An Instagram post shared to Faulkner’s 340,000 followers at around 9pm on Wednesday pictured the 29-year-old , who plays for Tasmania, sitting alongside his mother and another friend.

The caption read, “Birthday dinner with the boyfriend and my mother,” and was followed by the hashtag #togetherfor5years.


Overnight, the post attracted more than 18,000 likes and hundreds of comments, most congratulating Faulkner on his bravery.

“Happy birthday mate! Great courage,” fellow cricketer Glenn Maxwell commented, with AFL player Dale Thomas adding, “Well done brother, so happy for you both.”

One word and a hashtag were enough for the media to run with it – perhaps proving our desperation to print the headline in the first place.

The only international cricketer to openly identify as gay during his career is England’s Steven Davies, a decision that was considered “groundbreaking” and “courageous” in 2011.

In Australia, you could count on one hand professional sportsmen who are openly gay. Ian Roberts was the first high-profile Australian sports person to ‘come out’ to the public as gay in 1995, and the first rugby footballer in the world.

It was only last year that French footballer Olivier Giroud said, “It’s impossible to be openly homosexual in football,” with only two openly gay professional players in world soccer.


To have an Australian cricketer put his hand up, and add his name to a disproportionately short list of LGBTQI sportsmen, would’ve indeed been a moment worthy of celebration.

But then Cricket Australia released their statement.

“[James Faulkner’s] comment was made as a genuine reflection of his relationship with his business partner, best friend and housemate of five years. He was not contacted for clarification before some outlets reported his Instagram post as an announcement of a homosexual relationship,” the statement read.

“James and CA are supportive of the LGBQTI community and recognise coming out can be an incredibly emotional time. The post was not in any way meant to make light of this and, though the support from the community was overwhelming and positive, Cricket Australia apologises for any unintended offence.”

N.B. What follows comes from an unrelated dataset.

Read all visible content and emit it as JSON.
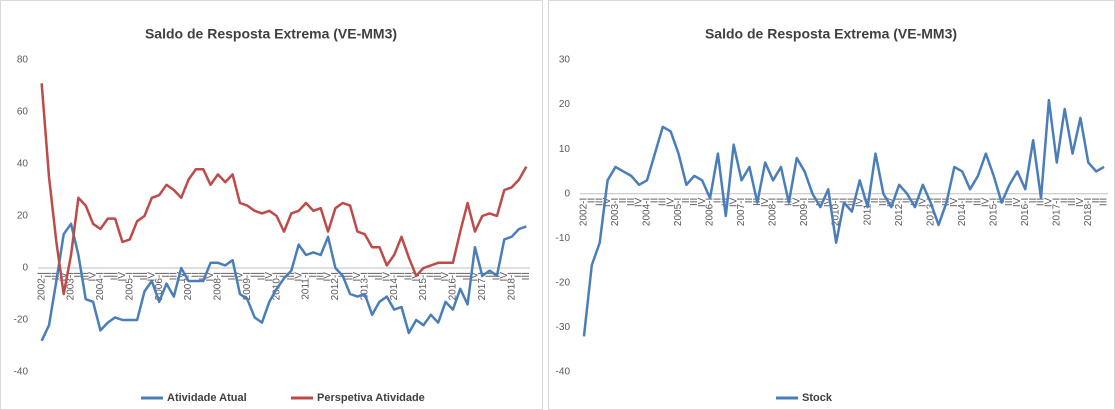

They also clarified that “the social commentary this morning” was never intended to be a joke by Faulkner.

Faulkner then shared an additional post on Instagram with the caption: “There seems to be a misunderstanding about my post from last night, I am not gay, however it has been fantastic to see the support from and for the LBGT community. Let’s never forget love is love, however @robjubbsta is just a great friend. Last night marked five years of being house mates! Good on everyone for being so supportive.”


And just like that, we were back at square one.

In 24 hours we found, and then lost, our first gay cricketer.

Let’s hope the outpouring of support will encourage the next man, who feels his sexuality is incompatible with the world in which he operates, to publicly identify as gay.